The steps workers follow vary between the plants, where raw shrimp product can be turned into hundreds of different end products—some to be shipped as cooked goods, others to be sent out fresh and frozen. At the Charoen Pokphand plant, which processes an average of approximately 30 tons of shrimp per day, the totes are encoded and tracked only through raw shrimp processes. These include the receipt of raw seafood, washing, initial sizing (with the head attached), de-heading, secondary sizing of the headless shrimp, peeling, cutting, dipping and soaking, and freezing. At Chanthaburi, the shrimp are tracked through the raw and cooked stages, but only 80 percent of the average 40 tons of shrimp the plant processes are currently tracked with RFID.

At both plants, workers encode basic information to the tote tags as the shrimp is first received at the processing plant. This data includes a code indicating the shrimp's type and farm of origin, as well as size and other data. To encode the information to the tags, and also to read the tags, workers use a large handheld computer with an integrated RFID reader, developed by IE Technology.

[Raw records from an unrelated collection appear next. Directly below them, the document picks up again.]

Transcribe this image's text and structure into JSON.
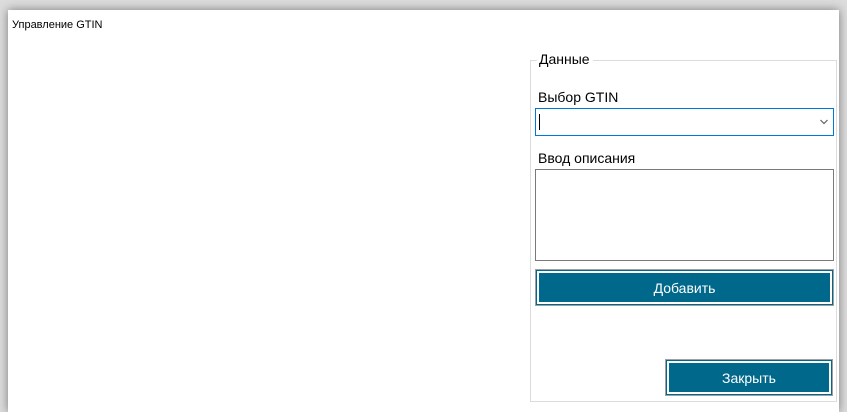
{
  "window": {
    "title": "Управление GTIN"
  },
  "group": {
    "legend": "Данные",
    "gtin_label": "Выбор GTIN",
    "gtin_value": "",
    "description_label": "Ввод описания",
    "description_value": "",
    "add_button": "Добавить",
    "close_button": "Закрыть"
  },
  "colors": {
    "button_bg": "#00688b",
    "focus_border": "#0078d7"
  },
  "icons": {
    "dropdown": "chevron-down-icon"
  }
}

Each group of shrimp does not remain together in the same tote throughout the various processing steps. The animals are grouped by size and other factors, but before a worker moves any shrimp from one tote to another, the first tote's tag is read. That data is then sent to the back-end software, where it is correlated with the tag ID of the tote to which the shrimp is being transferred. This process makes it impossible to determine where each individual shrimp in a tote at the end of the processing line comes from. However, the fish companies keep a manifest of all farms from which a group of shrimp was derived. Employees can also trace the date and time at which the shrimp entered the processing system. All of these data points were previously collected manually.

Middleware created by IE Technology controls all data encoded to the tags. It also collects and processes the read events, sending the appropriate data to Web-based software developed by the FXA Group, a food-industry software firm. Both plants utilize this software to track food products through processing and transportation. This data can later be shared with the fish company's customers or customs officials.

The companies began testing the technology in December 2005, Thongprasert says, then rolled out the tracking system on a permanent basis in March of this year. The projects were partially funded by Thailand's National Innovation Agency. IE Technology and the FXA Group covered the costs of their own product development related to the project.

The total budget to RFID-enable the two sites was $14.6 million baht ($476,306), Thongprasert notes, adding that both companies are pleased with the systems. Charoen Pokphand, Thongprasert says, is interested in expanding the system to record the productivity of individual workers, as well as analyze the efficiency of its shrimp-processing steps.

In addition, Thongprasert states, a number of other food manufacturers and exporters in Thailand have expressed interest in deploying similar systems. IE Technology is currently working with a grower of asparagus to track the produce from its point of harvest, through transportation and to a retailer.